After Chefchaouen I headed west to the small coastal city of Larache to meet up with two friends who lived with the same host family as me in Fez. I arrived in the afternoon, and by the evening we had wandered around most of the small port city. Larache has an interesting history though, as it was controlled by the Spanish in the 17th century, and became the main Spanish port city in Morocco in 1911. The city still has a Spanish consulate here, and a distinct Spanish flavour (which includes churros being sold in the main square, and a crumbling Spanish fort at the mouth of the harbour).
Larache still has a minor port, and lots of fish to go around. Not to mention a beach, Phoenician/Roman ruins, and a relaxed atmosphere. There are few tourists who come here, so it's a nice place to escape all the tourist touts of the bigger cities like Casa, Marrakech, and Fez.
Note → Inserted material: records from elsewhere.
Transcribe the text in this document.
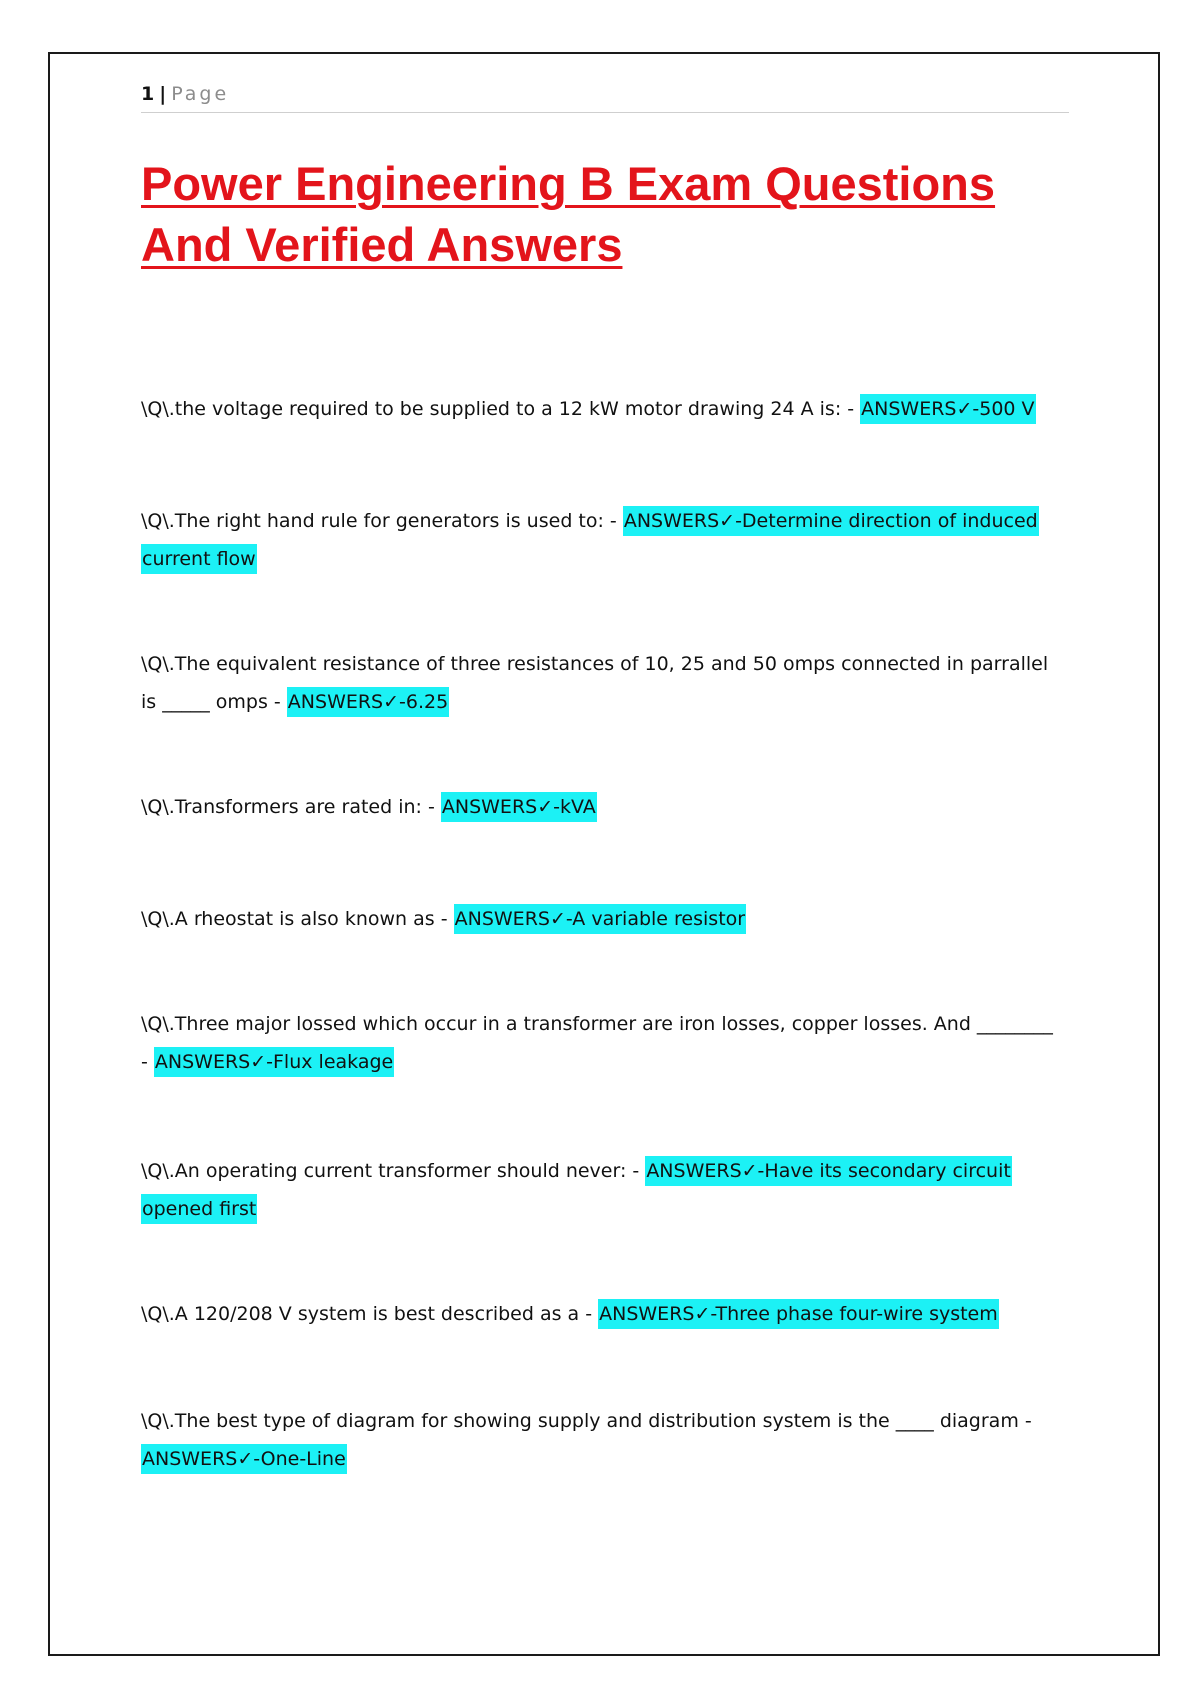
1 | Page
Power Engineering B Exam Questions And Verified Answers

\Q\.the voltage required to be supplied to a 12 kW motor drawing 24 A is: - ANSWERS✓-500 V

\Q\.The right hand rule for generators is used to: - ANSWERS✓-Determine direction of induced current flow

\Q\.The equivalent resistance of three resistances of 10, 25 and 50 omps connected in parrallel is _____ omps - ANSWERS✓-6.25

\Q\.Transformers are rated in: - ANSWERS✓-kVA

\Q\.A rheostat is also known as - ANSWERS✓-A variable resistor

\Q\.Three major lossed which occur in a transformer are iron losses, copper losses. And ________ - ANSWERS✓-Flux leakage

\Q\.An operating current transformer should never: - ANSWERS✓-Have its secondary circuit opened first

\Q\.A 120/208 V system is best described as a - ANSWERS✓-Three phase four-wire system

\Q\.The best type of diagram for showing supply and distribution system is the ____ diagram - ANSWERS✓-One-Line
I've decided to eat well here, since food is less expensive than in the bigger cities. I've had my fill of some amazing pastries, pizza on the sea, an incredible fish, potato and tomato tajine (one of the top 3 tajines I've had in Morocco so far), and a bowl snails eaten with a safety pin from a dirt street vendor at dusk.
Near to Larache is the ancient city of Lixus, which was founded by the Phoenicians and expanded by the Romans. It's not a huge city and hasn't been fully excavated, but it's cool in that you can wander through the ruins yourself without paying an admission. There's an amphitheatre, temple, baths, houses, ramparts and lots of stones strewn about.